Like others in her category, Nigeria runs a system, one in which formal rules (laws, officially stated administrative rules and practices, etc. are applied copiously and in a lax manner rather than rigorously and consistently. It is one in which private advantage can be gained and private bargains struck concerning the enforcement or non-enforcement of the rules as when a businessman bribes a tax official. Besides money, another inducement is kinship sentiment while another is the favour of superiors. The consequential effect is that in several cases, individuals may be too powerful than the state in which the rule of law is abused with impunity.
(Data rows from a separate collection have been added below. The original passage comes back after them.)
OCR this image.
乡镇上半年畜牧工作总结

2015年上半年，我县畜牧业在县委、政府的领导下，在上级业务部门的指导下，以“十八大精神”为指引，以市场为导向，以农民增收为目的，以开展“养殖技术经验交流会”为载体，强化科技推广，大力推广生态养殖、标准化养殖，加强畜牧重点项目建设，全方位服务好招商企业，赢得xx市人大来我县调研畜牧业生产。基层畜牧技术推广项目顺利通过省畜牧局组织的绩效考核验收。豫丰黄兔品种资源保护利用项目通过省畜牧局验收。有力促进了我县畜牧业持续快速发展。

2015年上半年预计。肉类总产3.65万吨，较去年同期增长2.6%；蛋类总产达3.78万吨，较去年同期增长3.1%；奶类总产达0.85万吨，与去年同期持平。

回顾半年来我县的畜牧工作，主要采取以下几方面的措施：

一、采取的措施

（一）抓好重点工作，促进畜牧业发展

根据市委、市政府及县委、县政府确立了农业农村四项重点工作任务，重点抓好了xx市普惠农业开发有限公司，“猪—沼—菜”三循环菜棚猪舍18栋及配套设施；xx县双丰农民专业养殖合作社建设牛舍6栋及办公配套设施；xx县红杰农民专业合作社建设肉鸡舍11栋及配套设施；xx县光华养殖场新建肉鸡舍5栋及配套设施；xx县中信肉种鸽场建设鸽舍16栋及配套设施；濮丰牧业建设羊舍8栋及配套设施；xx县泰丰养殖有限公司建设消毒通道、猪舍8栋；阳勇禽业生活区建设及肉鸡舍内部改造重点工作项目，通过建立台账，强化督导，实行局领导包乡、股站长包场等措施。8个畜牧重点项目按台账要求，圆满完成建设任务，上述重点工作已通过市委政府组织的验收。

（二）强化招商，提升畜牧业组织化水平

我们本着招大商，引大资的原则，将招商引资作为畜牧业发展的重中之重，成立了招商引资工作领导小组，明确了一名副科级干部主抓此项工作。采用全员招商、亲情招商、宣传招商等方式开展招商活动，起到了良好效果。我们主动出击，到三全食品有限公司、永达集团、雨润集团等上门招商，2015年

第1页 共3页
Cases of such were too numerous to be mentioned during the last Nigeria’s general elections in April 2007. 43 In a nutshell, the stronger the state in all ramifications, the better for deepening of democratic values in Nigeria. This can be achieved via the entrenchment of state institutions cum congruent political behaviour by the political elite. Perhaps the most crucial of all imperatives for the consolidation of Nigeria’s nascent democracy is the restructuring of the lopsided and structurally imbalance federal arrangement.
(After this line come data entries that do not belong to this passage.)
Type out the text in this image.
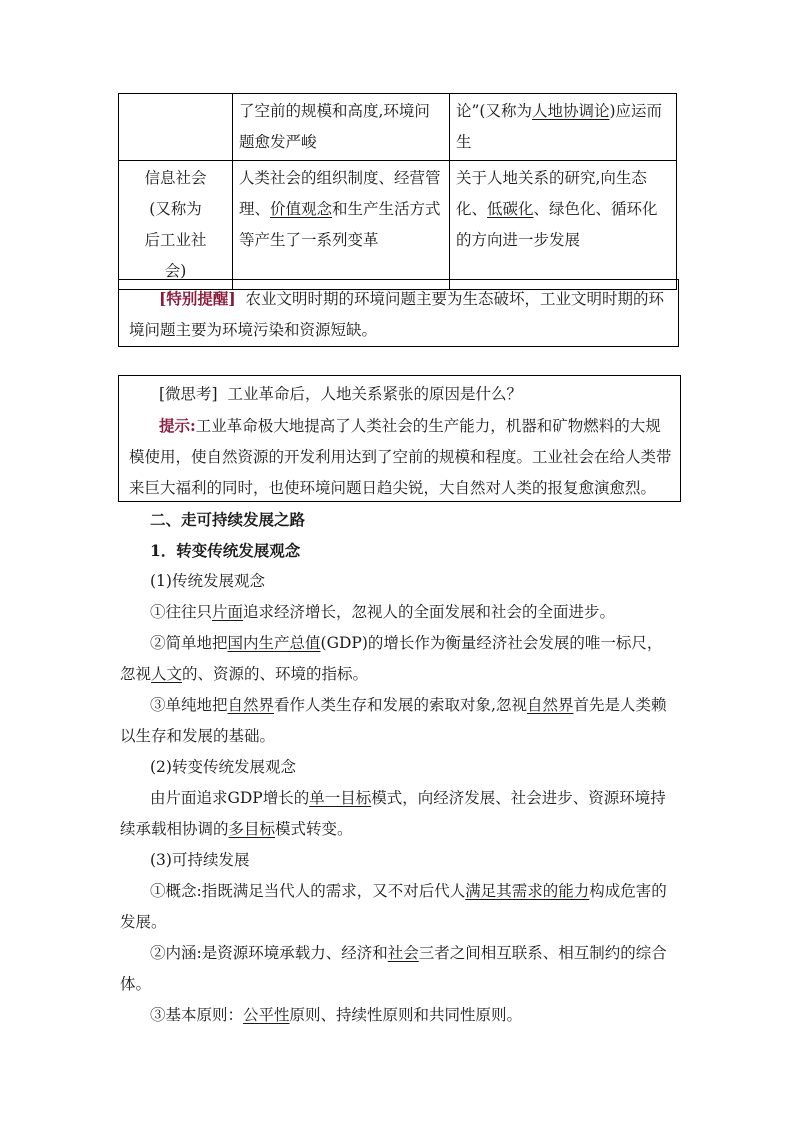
	了空前的规模和高度,环境问题愈发严峻	论”(又称为人地协调论)应运而生
信息社会(又称为后工业社会)	人类社会的组织制度、经营管理、价值观念和生产生活方式等产生了一系列变革	关于人地关系的研究,向生态化、低碳化、绿色化、循环化的方向进一步发展
[特别提醒] 农业文明时期的环境问题主要为生态破坏，工业文明时期的环境问题主要为环境污染和资源短缺。
[微思考] 工业革命后，人地关系紧张的原因是什么？
提示:工业革命极大地提高了人类社会的生产能力，机器和矿物燃料的大规模使用，使自然资源的开发利用达到了空前的规模和程度。工业社会在给人类带来巨大福利的同时，也使环境问题日趋尖锐，大自然对人类的报复愈演愈烈。

二、走可持续发展之路

1．转变传统发展观念

(1)传统发展观念

①往往只片面追求经济增长，忽视人的全面发展和社会的全面进步。

②简单地把国内生产总值(GDP)的增长作为衡量经济社会发展的唯一标尺，忽视人文的、资源的、环境的指标。

③单纯地把自然界看作人类生存和发展的索取对象,忽视自然界首先是人类赖以生存和发展的基础。

(2)转变传统发展观念

由片面追求GDP增长的单一目标模式，向经济发展、社会进步、资源环境持续承载相协调的多目标模式转变。

(3)可持续发展

①概念:指既满足当代人的需求，又不对后代人满足其需求的能力构成危害的发展。

②内涵:是资源环境承载力、经济和社会三者之间相互联系、相互制约的综合体。

③基本原则：公平性原则、持续性原则和共同性原则。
As rightly noted by Emeka Anyaoku, former Secretary General of the Commonwealth: At the heart of the several conflicts plaguing the Nigerian state today is the consequence of the failure of the practice of true federalism. The power shift debate that characterized the politics of transition from military to civil rule and which has persisted several months after, rose largely out of the frustration of large segments of the population with the structure of the political system that has shut significant sections out of the corridors of power for most of the post-independence period. 4 With Nigeria being one of the most complex societies in Africa, federalism was adopted to integrate the plural and divided societies.
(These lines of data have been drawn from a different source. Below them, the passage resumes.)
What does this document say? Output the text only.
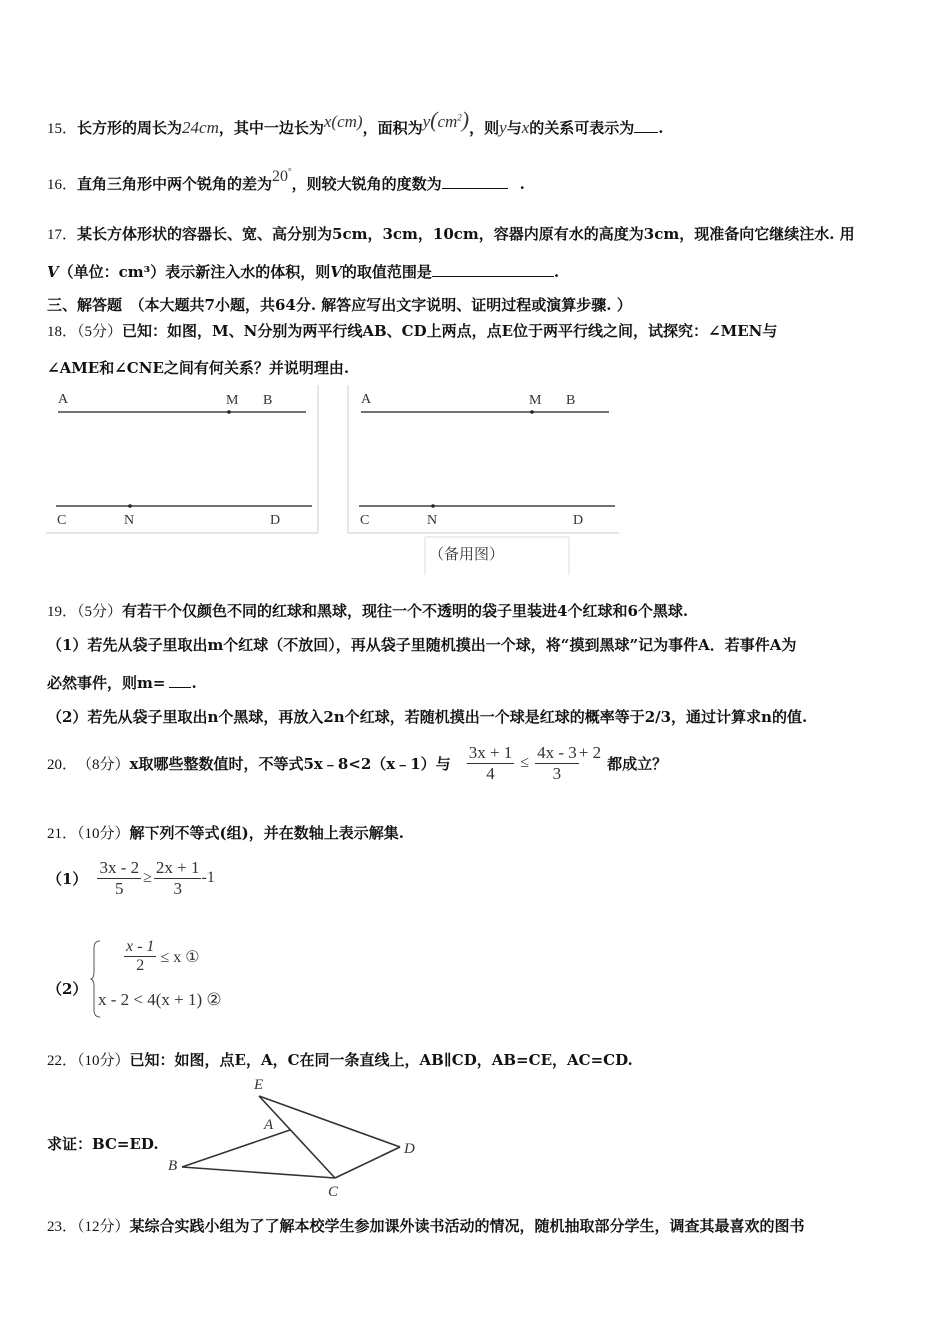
15．长方形的周长为24cm，其中一边长为x(cm)，面积为$y(cm^2)$，则y与x的关系可表示为 .
16．直角三角形中两个锐角的差为20°，则较大锐角的度数为	.
17．某长方体形状的容器长、宽、高分别为5cm，3cm，10cm，容器内原有水的高度为3cm，现准备向它继续注水. 用
V（单位：cm³）表示新注入水的体积，则V的取值范围是	.
三、解答题　（本大题共7小题，共64分. 解答应写出文字说明、证明过程或演算步骤. ）
18．（5分）已知：如图，M、N分别为两平行线AB、CD上两点，点E位于两平行线之间，试探究：∠MEN与
∠AME和∠CNE之间有何关系？并说明理由.
A	M B
C	N	D
A	M B
C	N	D
（备用图）
19．（5分）有若干个仅颜色不同的红球和黑球，现往一个不透明的袋子里装进4个红球和6个黑球.
（1）若先从袋子里取出m个红球（不放回），再从袋子里随机摸出一个球，将“摸到黑球”记为事件A．若事件A为
必然事件，则m= .
（2）若先从袋子里取出n个黑球，再放入2n个红球，若随机摸出一个球是红球的概率等于2/3，通过计算求n的值.
20． （8分） x取哪些整数值时，不等式5x﹣8<2（x﹣1）与 $\frac{3x + 1}{4} \le \frac{4x - 3}{3} + 2$
都成立？
21．（10分）解下列不等式(组)，并在数轴上表示解集.
$(1) \frac{3x - 2}{5} \ge \frac{2x + 1}{3} -1$
（2）
$\frac{x - 1}{2} \le x$ ①
x - 2 < 4(x + 1) ②
22．（10分）已知：如图，点E，A，C在同一条直线上，AB∥CD，AB=CE，AC=CD.
求证：BC=ED.
E
A
B
C
D
23．（12分）某综合实践小组为了了解本校学生参加课外读书活动的情况，随机抽取部分学生，调查其最喜欢的图书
This is in line with the perception of early generation of students of inter-group relations or plural societies, which considered federalism an effective way of achieving and preserving both integration and stability in deeply divided societies. Whenever events seemed to demand that a compromise is affected between the necessity for unity and cooperation on a wide territorial basis, “the temptation is to proffer catch all management formula, such as federalism .. >>45 This tendency to see federalism as a magic wand that can channel irreconcilable inter-ethnic hostility into conciliation and federal cooperation was subscribed to by Carnell, thus: “in tropical area characterized by extreme cultural and ethnic diversity … federalism comes as something of a political panacea”. 4 In a nutshell, federalism is considered the most appropriate framework for governing multi-ethnic societies.
However, recent events in Nigeria clearly demonstrate that the polity is far from being a federation, or alternatively as has been suggested, that Nigeria is not a true or real federation. 47 Since 1954, when the foundation of classical federation for Nigeria was laid,48 the system is still far from being problem-free. The story is that of both ‘political and governmental instability’. 49 Worst still, Nigeria’s ethnic make-up remains what Furnival calls “in the strictest sense a medley (of people) for they mix but do not combine”.